The article begins with defining how a voter receives the ballot and returns it. However, in the next paragraph, when it delves into the research behind mail-in voting, the article claims that "It has been argued that postal voting has a greater risk of fraud than in-person voting..." Considering the current president also made this claim, would it be worth mentioning his name/title (i.e. "including the President of the United States"). One thing that distracted me is the number of claims that are made (increasing voter turnout, saving money) but only saying "Research shows" or "One database". The verifiability of these sources is not clear in the paragraph, and it doesn't give me confidence whether to trust the information.

There also seems to be a level of bias against the President (although I agree with it). When noting that the President has indicated he will block necessary funding, the article did not give his viewpoint / reason, but stated the fact that these funds will prevent votes from being processed securely and on time. Although I do not dispute the accuracy of the fact, it is placed directly after his statement in a way that puts Trump in a bad light. If they had instead said he blocked funding to prevent mass fraud, as he stated, that would help counter the bias. Then, they could mention that a lack of funding could prevent the processing of mail-in ballots.

Another point that seems underrepresented is examples of fraud in elections.

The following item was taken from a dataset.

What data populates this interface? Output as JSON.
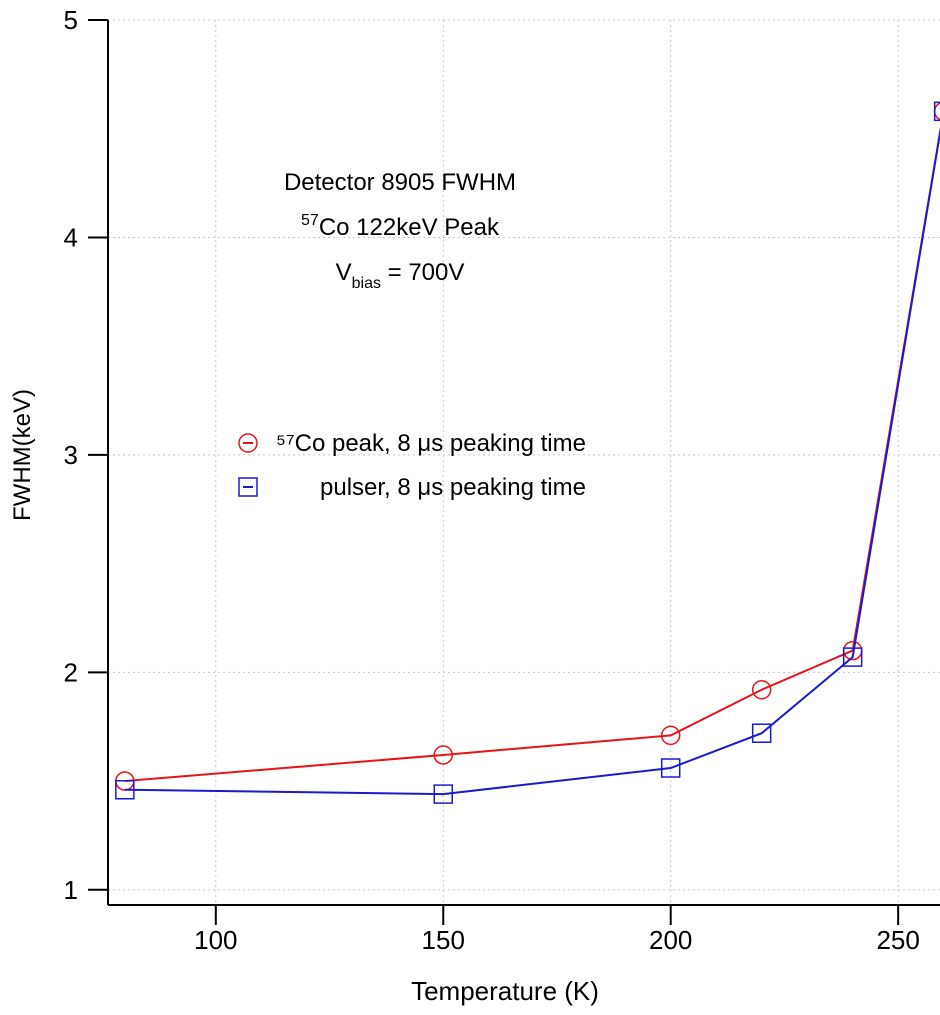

When I clicked on a source (#5) about mail-in voting being available in both Democratic and Republican states, I also found information about cases of fraud that did not seem to be mentioned in the article, and especially not in the header.

Some of the sources I clicked on seemed to be biased-leaning, but the information cited was not biased.

In the talk page, an editor had removed certain sources because he believed they didn't meet the guidelines, and mentioned that another editor had reverted his removal, demonstrating the difficulty in examining sources.

The article is rated as a Start-Class, and is part of the WikiProject Elections and Referendums and the WikiProject Politics, among other projects.

Although Wikipedia seems generally unbiased, the article reads much closer to the democrat-leaning article we read for homework vs. the republican-leaning article. There is an underlying bias in the tone and the arrangement of facts to support that mail-in voting has wrongfully been accused of being fraudulent, and that there is no dispute in the matter.

Contribution to Talk Page

My contribution to the Talk Page is at the bottom of the Talk Page, titled "Breakdown by State", and includes a proposal and a question with cited source.